Before meeting our tour bus, we walk in a 24 hour convenience shop that has everything from breakfast menu to grocery items.  Several folks were present in this shop but one person in particular caught my attention.  A local Irishman, possibly mid-30’s, happy and walking with some balance issues.  He approaches me and asks me politely with his irish accent of my origins.  “Canadian hey!”  Throws out his hand and firmly shakes mine.  He advises me he’s drunk and after  small conversation, it dawns on me that even if they are drunk, they are extremely kind people.

We board the tour bus with Extreme tours and couldn’t ask for a more knowledgeable tour guide.  Matthew was his name and history was his game.  Great story telling technique that made everything sound so interesting.  The 3 hour bus ride passed rather quickly with his stories.  Dublin is located on the east side of the island and the cliffs of Moher are on the west side.  He clearly explained the land on the east side has a high concentration of peat moss which allows the soil to retain the moisture coupled with many days of rain, results in the beautiful green landscape Ireland is known for.  The soil changes midpoint and one can notice the high levels of limestone rocks in the west creating a different landscape.  He continued in explaining that seeing all the rocks that are readily available, the home owners would build fences with them throughout the perimeter of their land.  The interesting part is that they wouldn’t use any form of mortar to bind the rocks.  They were simply placed one on top of the other in proper formation and angles that stood the test of time.  I had to see for myself and get a closer look.

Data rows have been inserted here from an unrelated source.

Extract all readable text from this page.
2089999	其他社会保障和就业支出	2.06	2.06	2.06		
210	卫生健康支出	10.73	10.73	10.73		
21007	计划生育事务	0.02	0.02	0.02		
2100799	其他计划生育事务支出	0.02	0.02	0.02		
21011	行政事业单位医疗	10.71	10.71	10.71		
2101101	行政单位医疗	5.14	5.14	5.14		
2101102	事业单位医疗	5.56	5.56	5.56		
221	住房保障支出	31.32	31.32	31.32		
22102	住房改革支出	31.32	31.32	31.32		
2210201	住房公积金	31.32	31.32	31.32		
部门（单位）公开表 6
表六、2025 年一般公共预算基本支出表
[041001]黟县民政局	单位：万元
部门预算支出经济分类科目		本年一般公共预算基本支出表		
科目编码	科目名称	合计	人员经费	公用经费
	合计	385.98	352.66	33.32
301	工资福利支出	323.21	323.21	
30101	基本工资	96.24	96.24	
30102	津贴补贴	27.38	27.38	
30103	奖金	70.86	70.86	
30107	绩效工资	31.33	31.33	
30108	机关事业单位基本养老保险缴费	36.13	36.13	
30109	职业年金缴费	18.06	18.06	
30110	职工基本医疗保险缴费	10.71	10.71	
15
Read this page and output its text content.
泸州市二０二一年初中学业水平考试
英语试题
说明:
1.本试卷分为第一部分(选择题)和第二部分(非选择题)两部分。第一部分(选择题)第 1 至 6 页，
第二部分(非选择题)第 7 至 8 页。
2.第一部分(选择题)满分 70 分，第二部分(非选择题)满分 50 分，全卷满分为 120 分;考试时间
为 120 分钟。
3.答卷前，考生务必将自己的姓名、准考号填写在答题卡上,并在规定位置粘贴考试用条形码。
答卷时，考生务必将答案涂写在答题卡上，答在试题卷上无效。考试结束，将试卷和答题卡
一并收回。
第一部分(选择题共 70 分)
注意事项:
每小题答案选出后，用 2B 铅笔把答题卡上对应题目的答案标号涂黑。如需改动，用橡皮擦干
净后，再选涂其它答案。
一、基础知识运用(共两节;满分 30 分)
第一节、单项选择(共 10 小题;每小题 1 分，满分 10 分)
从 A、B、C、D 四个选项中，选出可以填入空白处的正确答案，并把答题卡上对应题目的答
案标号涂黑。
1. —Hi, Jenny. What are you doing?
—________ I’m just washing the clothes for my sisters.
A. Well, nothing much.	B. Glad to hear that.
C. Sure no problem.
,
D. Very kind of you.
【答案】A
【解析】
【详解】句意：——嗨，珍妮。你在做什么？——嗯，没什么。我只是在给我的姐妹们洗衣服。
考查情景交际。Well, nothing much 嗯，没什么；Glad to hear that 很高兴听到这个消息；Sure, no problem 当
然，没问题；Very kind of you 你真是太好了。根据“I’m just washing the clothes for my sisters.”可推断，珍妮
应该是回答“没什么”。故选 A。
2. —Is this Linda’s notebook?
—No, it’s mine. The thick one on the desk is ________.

Our first stop was at Caherconnell Fort.  A fort built-in the 10th Century in which a demonstration of sheep dog and human interact while containing sheep in a specified perimeter.  We were completely astonished on how different whistle sounds, different word calls and different tones order the sheep dogs to move the herd in any direction that is needed.  Moreover, how the dogs themselves work together to align them properly.  It didn’t take long for Alessia, the animal and nature lover to make new friends……


The tour we had chosen allowed us to see the cliffs from sea level by taking a boat ride, and then from atop by walking the path along the cliffs.  Great combination to truly sense the height of the cliffs. The sun was shining, the air was crisp and a sense of tranquillity filled the air.  We board the tour boat and ride the perimeter of the cliff base sizing up the true height of these wonderful rock formations.  With slightly choppy waters several onboard had trouble keeping their breakfast in their stomachs.  After lunch in one local pub in Doolin, we found ourselves 700 feet up a cliff and gazing at the water splashing against the rocks below.  The force in which the waves collided, gave way to an awesome display of white bubbly showers popping back in the dark blue waters.  Too bad we only had 1 hour!

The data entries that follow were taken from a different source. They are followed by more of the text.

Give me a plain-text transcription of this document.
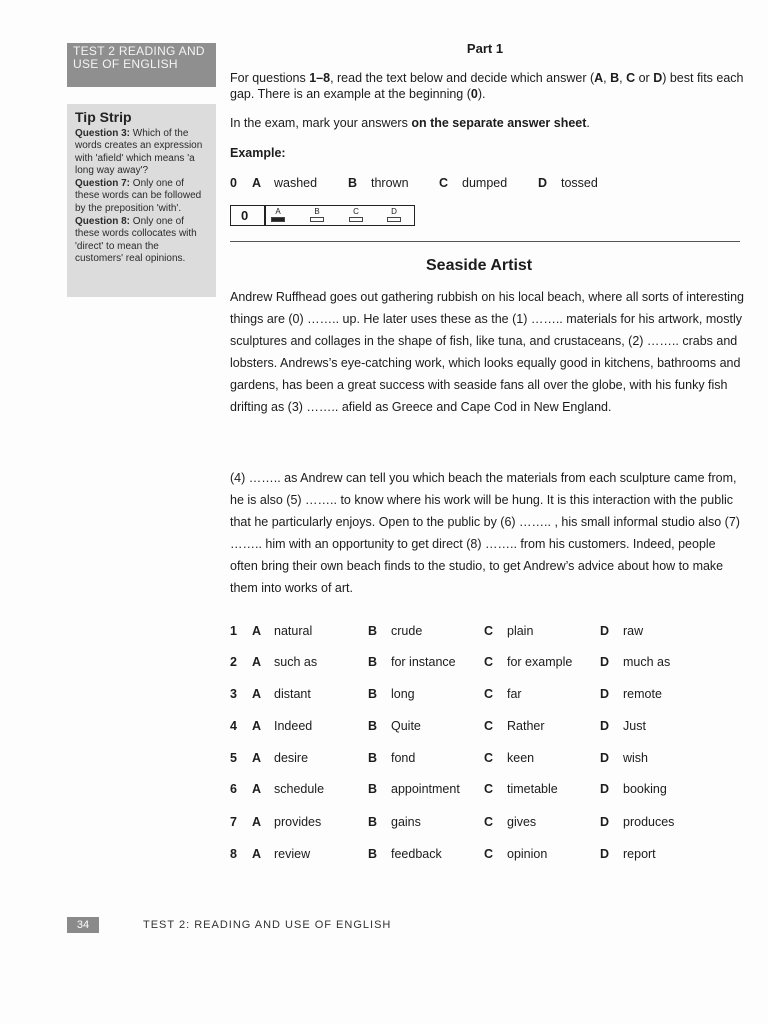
TEST 2 READING AND USE OF ENGLISH
Tip Strip
Question 3: Which of the words creates an expression with 'afield' which means 'a long way away'?
Question 7: Only one of these words can be followed by the preposition 'with'.
Question 8: Only one of these words collocates with 'direct' to mean the customers' real opinions.
Part 1
For questions 1–8, read the text below and decide which answer (A, B, C or D) best fits each gap. There is an example at the beginning (0).
In the exam, mark your answers on the separate answer sheet.
Example:
0 A washed B thrown C dumped D tossed
0	A	B	C	D
Seaside Artist

Andrew Ruffhead goes out gathering rubbish on his local beach, where all sorts of interesting things are (0) …….. up. He later uses these as the (1) …….. materials for his artwork, mostly sculptures and collages in the shape of fish, like tuna, and crustaceans, (2) …….. crabs and lobsters. Andrews’s eye-catching work, which looks equally good in kitchens, bathrooms and gardens, has been a great success with seaside fans all over the globe, with his funky fish drifting as (3) …….. afield as Greece and Cape Cod in New England.

(4) …….. as Andrew can tell you which beach the materials from each sculpture came from, he is also (5) …….. to know where his work will be hung. It is this interaction with the public that he particularly enjoys. Open to the public by (6) …….. , his small informal studio also (7) …….. him with an opportunity to get direct (8) …….. from his customers. Indeed, people often bring their own beach finds to the studio, to get Andrew’s advice about how to make them into works of art.

1 A natural	B crude	C plain	D raw
2 A such as	B for instance C for example D much as
3 A distant	B long	C far	D remote
4 A Indeed	B Quite	C Rather	D Just
5 A desire	B fond	C keen	D wish
6 A schedule	B appointment C timetable	D booking
7 A provides	B gains	C gives	D produces
8 A review	B feedback	C opinion	D report
34	TEST 2: READING AND USE OF ENGLISH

Following the boat ride, we then take the bus to the top of the cliffs.  Again the sun was shinning and the air was so crisp.  We walk  a path along the cliffs admiring the extreme vertical drop with rocks seemingly cut with exact precision.

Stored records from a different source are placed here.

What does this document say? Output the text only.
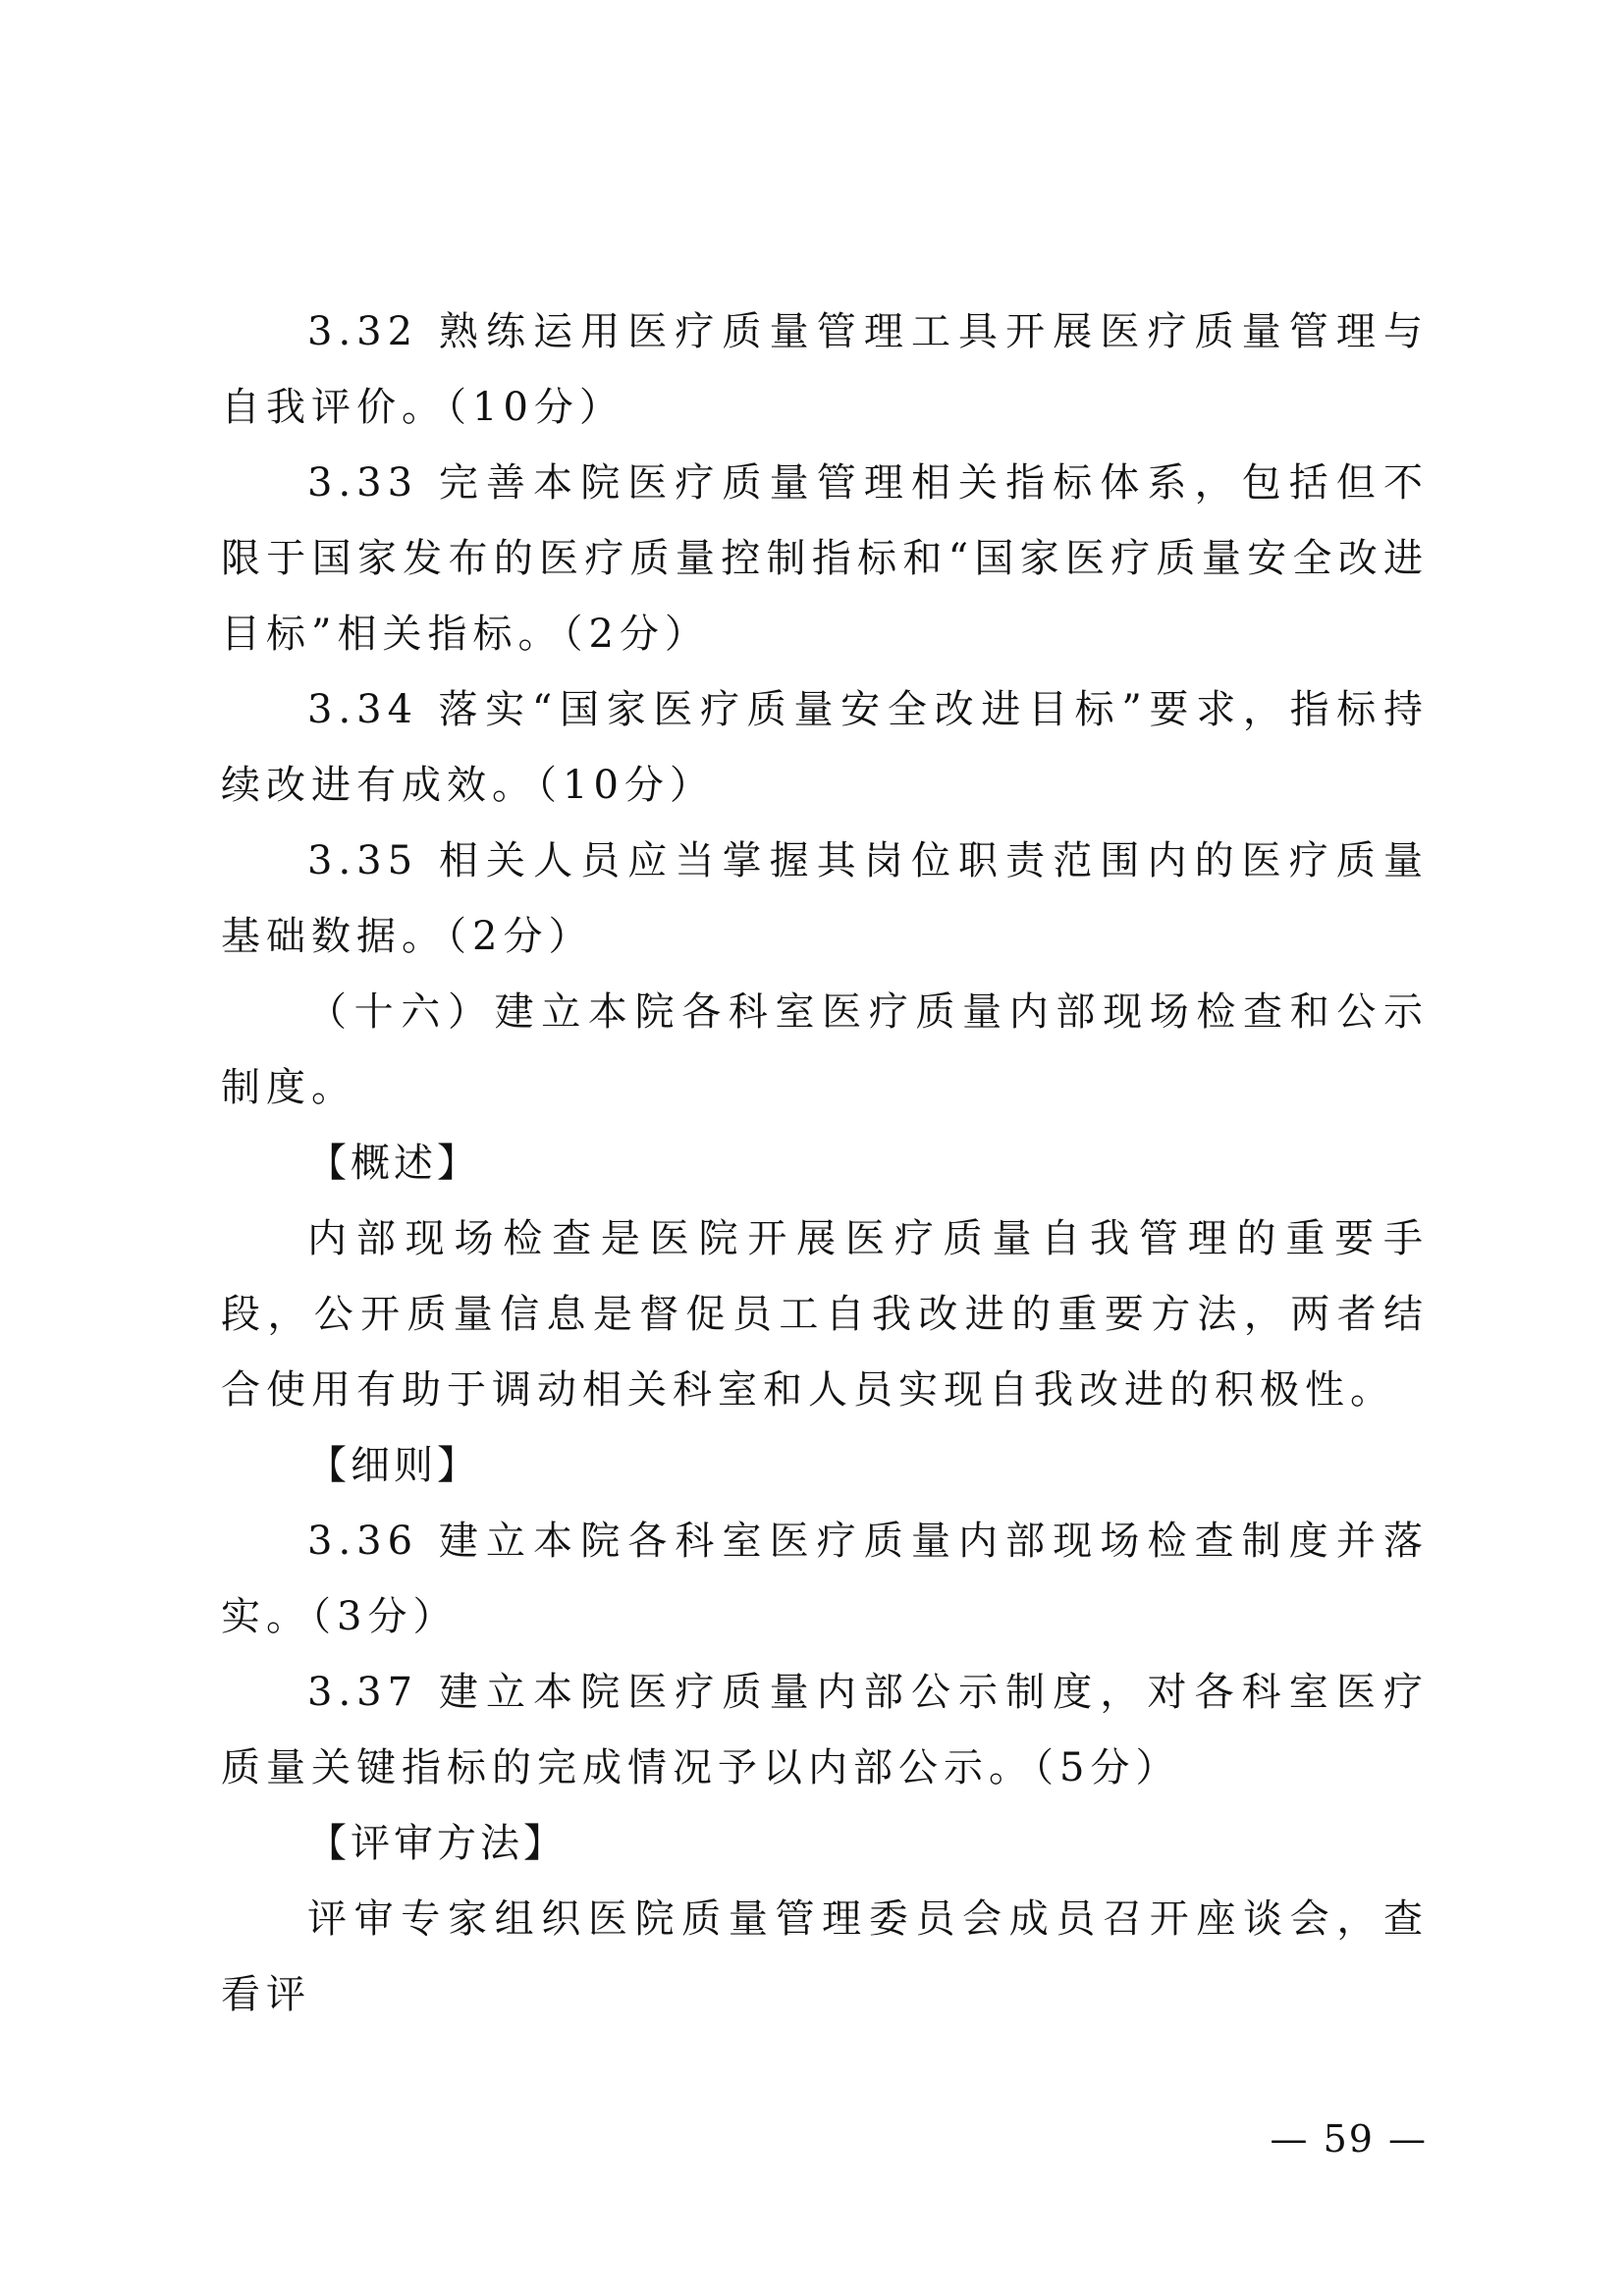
3.32 熟练运用医疗质量管理工具开展医疗质量管理与自我评价。（10分）

3.33 完善本院医疗质量管理相关指标体系，包括但不限于国家发布的医疗质量控制指标和“国家医疗质量安全改进目标”相关指标。（2分）

3.34 落实“国家医疗质量安全改进目标”要求，指标持续改进有成效。（10分）

3.35 相关人员应当掌握其岗位职责范围内的医疗质量基础数据。（2分）

（十六）建立本院各科室医疗质量内部现场检查和公示制度。

【概述】

内部现场检查是医院开展医疗质量自我管理的重要手段，公开质量信息是督促员工自我改进的重要方法，两者结合使用有助于调动相关科室和人员实现自我改进的积极性。

【细则】

3.36 建立本院各科室医疗质量内部现场检查制度并落实。（3分）

3.37 建立本院医疗质量内部公示制度，对各科室医疗质量关键指标的完成情况予以内部公示。（5分）

【评审方法】

评审专家组织医院质量管理委员会成员召开座谈会，查看评

— 59 —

Many tourists were present and at one point, although an area was cordoned off, Alessia and I jumped the fence and got a closer look at the true drop.  I’m usually very cautious and stay within the rules of the park, but this opportunity was knocking just a little too hard.   Both Alessia and I carefully walked to the edge and as the adrenaline rushed through our bodies we sat along the rim and admired the water clapping the rocks beneath us.   Talk about being free as a bird.


We could have definitely stayed longer gazing at the ocean but seeing our tour bus was ready to leave, we had to hurry back to our meeting point.  The ride back was equally entertaining and informative with Matthew’s continued stories.


Our luck was still going strong for the next day we make the flight in first class and another Father-Daughter escapade had been concluded.